Chronique

Bretch

Bretch

Sarah Brault (voc, acc, fx, elec), Ludovic Schmidt (tp, fx, elec)

Label / Distribution : Autoproduction

Jeune duo toulousain radical, Bretch est l’enclise vocalisée du nom de ses deux protagonistes, la vocaliste, accordéoniste et électronicienne Sarah Brault et le trompettiste (lui-même versé dans le travail du son) Ludovic Schmidt. Finaliste du dernier Jazz Migration, on pourrait croire Bretch concerné uniquement par la sculpture opiniâtre d’un bourdon tonitruant, qui ouvre l’album dans une communion puissante et monocorde entre trompette et voix. Mais comme souvent dans cette musique lorsqu’elle est subtilement travaillée, les premières lézardes ne tardent pas à créer des espaces et des reliefs, à révéler une poésie de l’infiniment petit : un souffle, une respiration à peine perceptible sous les fards de l’électronique, une voix qui tremble…

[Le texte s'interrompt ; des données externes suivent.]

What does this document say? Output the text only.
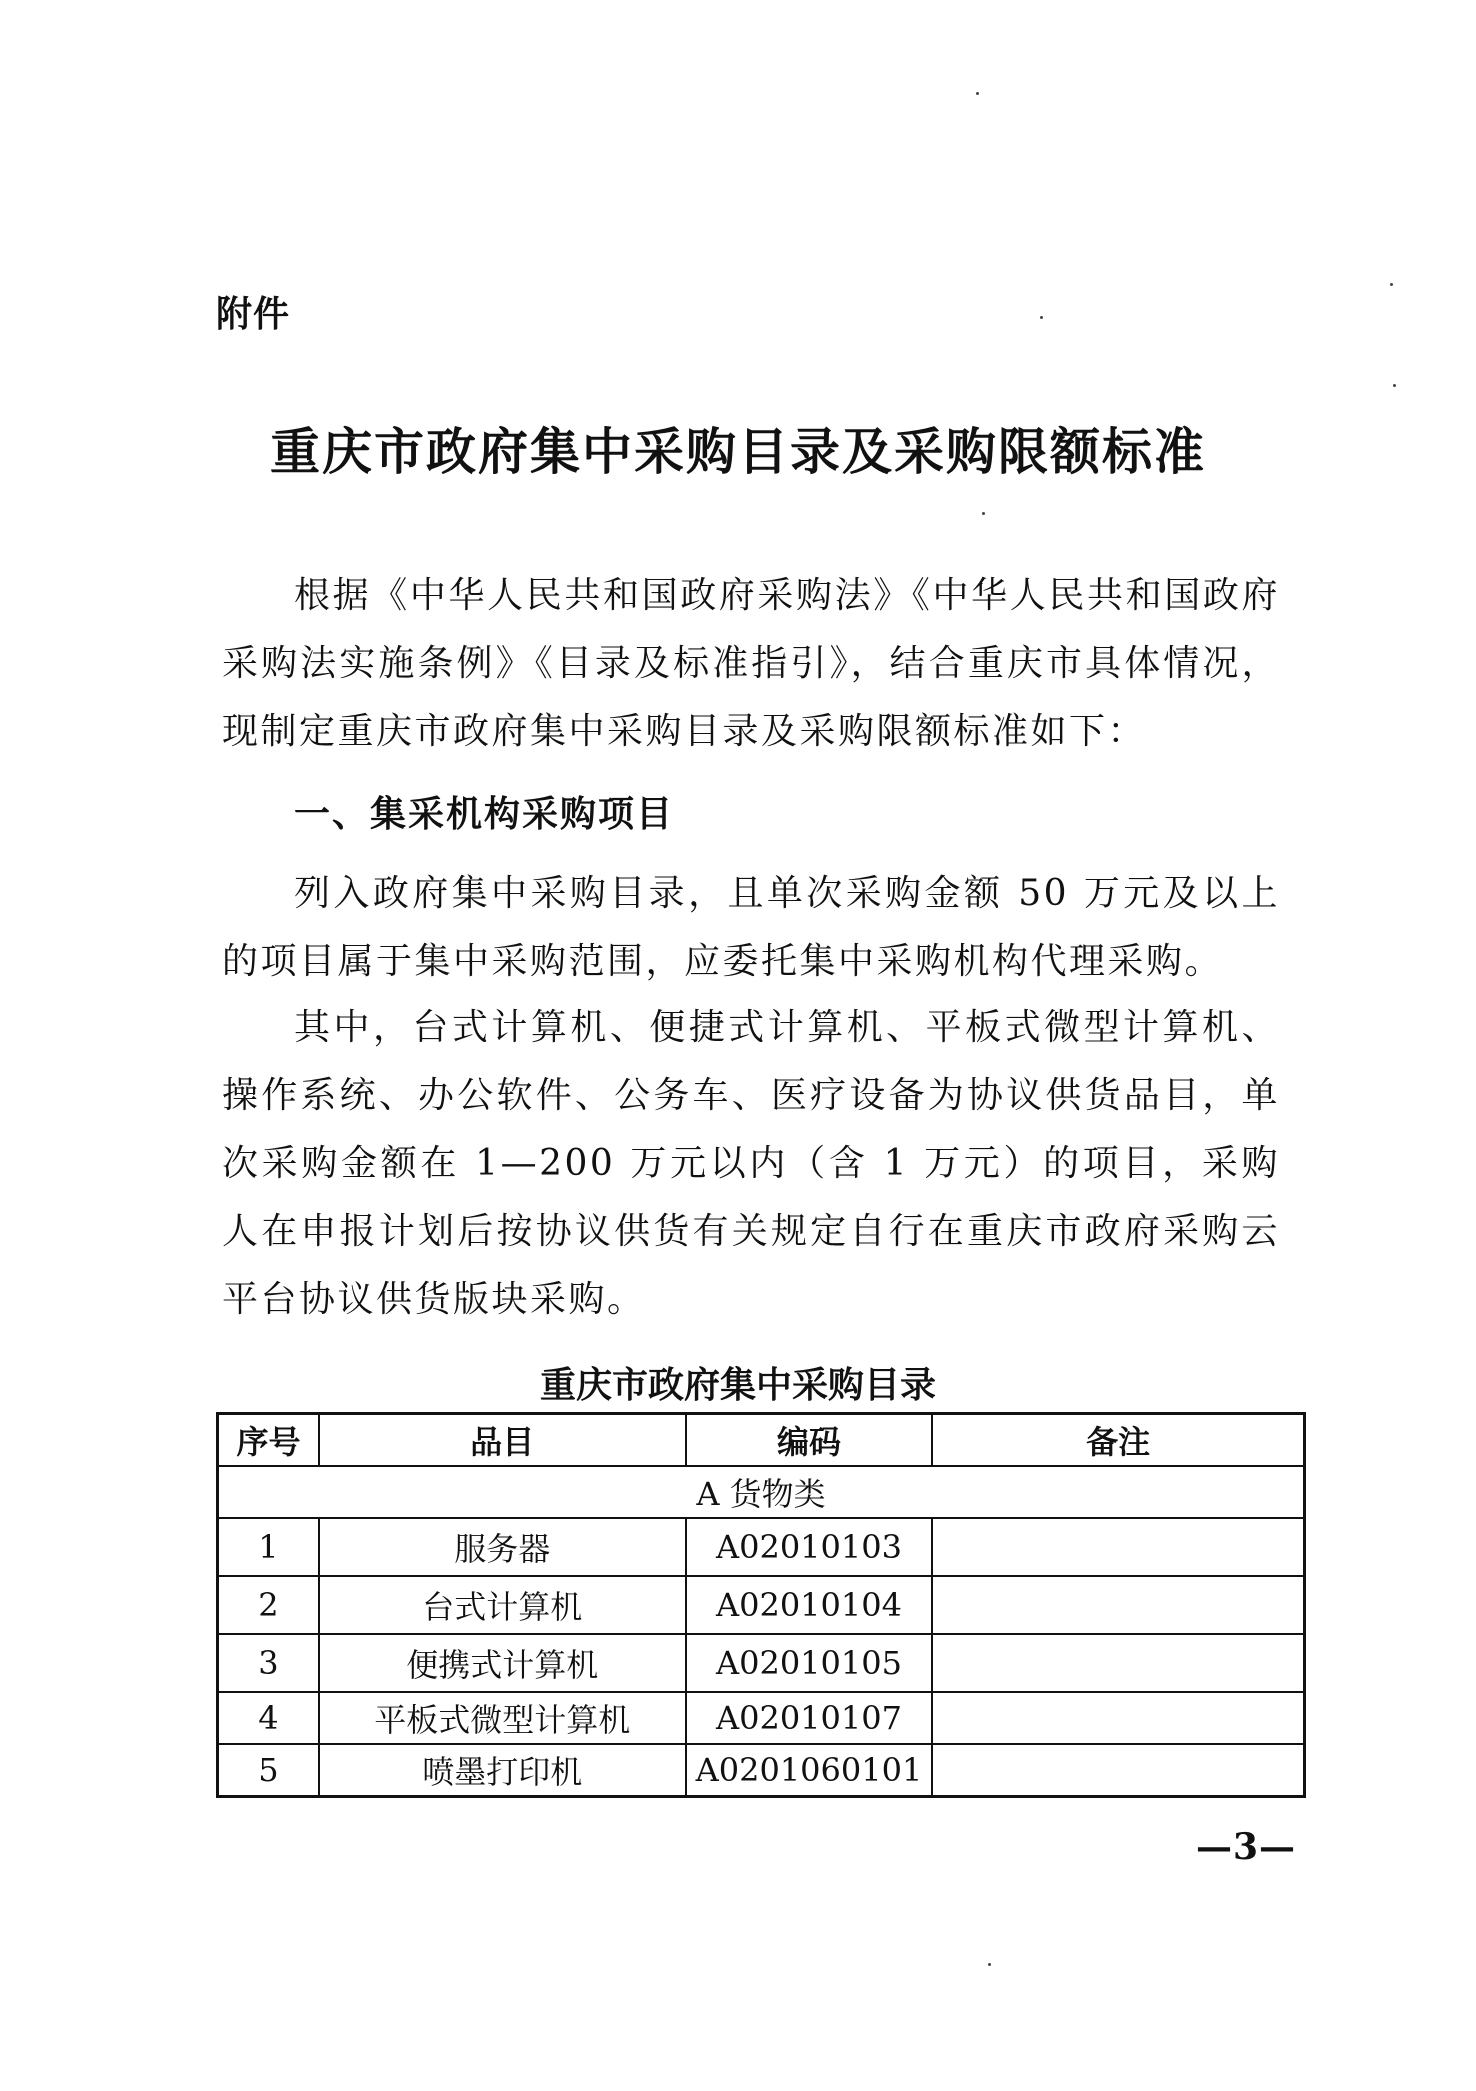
附件
重庆市政府集中采购目录及采购限额标准

根据《中华人民共和国政府采购法》《中华人民共和国政府采购法实施条例》《目录及标准指引》，结合重庆市具体情况，现制定重庆市政府集中采购目录及采购限额标准如下：

一、集采机构采购项目

列入政府集中采购目录，且单次采购金额 50 万元及以上的项目属于集中采购范围，应委托集中采购机构代理采购。

其中，台式计算机、便捷式计算机、平板式微型计算机、操作系统、办公软件、公务车、医疗设备为协议供货品目，单次采购金额在 1—200 万元以内（含 1 万元）的项目，采购人在申报计划后按协议供货有关规定自行在重庆市政府采购云平台协议供货版块采购。

重庆市政府集中采购目录
序号	品目	编码	备注
A 货物类			
1	服务器	A02010103	
2	台式计算机	A02010104	
3	便携式计算机	A02010105	
4	平板式微型计算机	A02010107	
5	喷墨打印机	A0201060101	
—3—
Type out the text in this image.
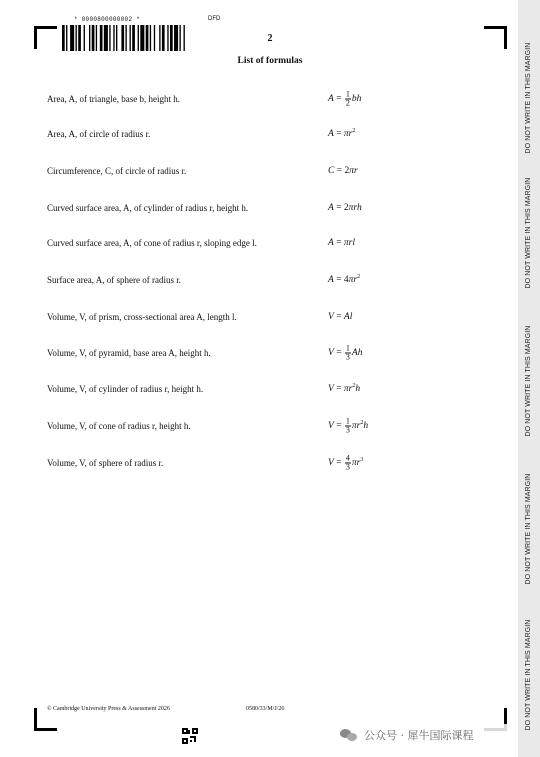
DO NOT WRITE IN THIS MARGIN
DO NOT WRITE IN THIS MARGIN
DO NOT WRITE IN THIS MARGIN
DO NOT WRITE IN THIS MARGIN
DO NOT WRITE IN THIS MARGIN
* 0000800000002 *	DFD
2
List of formulas
Area, A, of triangle, base b, height h.	$A = \frac{1}{2}$ bh
Area, A, of circle of radius r.	$A = \pi r^2$
Circumference, C, of circle of radius r.	C = 2πr
Curved surface area, A, of cylinder of radius r, height h.	A = 2πrh
Curved surface area, A, of cone of radius r, sloping edge l.	A = πrl
Surface area, A, of sphere of radius r.	$A = 4\pi r^2$
Volume, V, of prism, cross-sectional area A, length l.	V = Al
Volume, V, of pyramid, base area A, height h.	$V = \frac{1}{3}$ Ah
Volume, V, of cylinder of radius r, height h.	$V = \pi r^2h$
Volume, V, of cone of radius r, height h.	$V = \frac{1}{3} \pi r^2h$
Volume, V, of sphere of radius r.	$V = \frac{4}{3} \pi r^3$
© Cambridge University Press & Assessment 2026	0580/33/M/J/26
公众号 · 犀牛国际课程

Sarah Brault est celle qui met en scène le duo. Que ce soit dans le « Bretch » initial, où la trompette devient souffle, peu éloigné du travail de Christian Pruvost dans Kaze ou plutôt chez Sakay. Avec « Brille » qui explore une stridence ouatée, c’est toujours la chanteuse qui propose la couleur et le climat. Charge à Schmidt de chercher la moindre petite encoche pour entamer la masse d’un drone qui est davantage une matière à malaxer que le sujet central de cette musique. Très proche de la musique que peuvent proposer le label américain Neither/Nor ou l’accordéoniste Émilie Škrijelj , le propos de Bretch est très poétique et entêtant.

C’est d’autant plus vrai qu’avec quelques morceaux de ce premier album, le duo nous entraîne aux confins d’une cartographie que l’on croyait pourtant assez défrichée : avec « Bêche », Sarah Brault nous entraîne dans une chanson de Malicorne (« Le Garçon jardinier »), écrite par Gabriel Yacoub, dont la douce mélodie semble sortir d’un brouillard inquiétant. Ce morceau à lui seul, petit diamant au centre d’une construction sensible et intimiste, incite à une écoute profonde de tout l’album, comme pour en révéler les secrets. Un décor inquiétant comme passé à travers le filtre d’un rêve fiévreux ; on pensera à Cellule, le premier album de Polymorphie, mais avec une candeur rare et précieuse, vite griffée par l’électronique (« Braise »). Issu du très intéressant collectif La Baraque à Free, Bretch est un duo plein de surprises à suivre avec grand intérêt.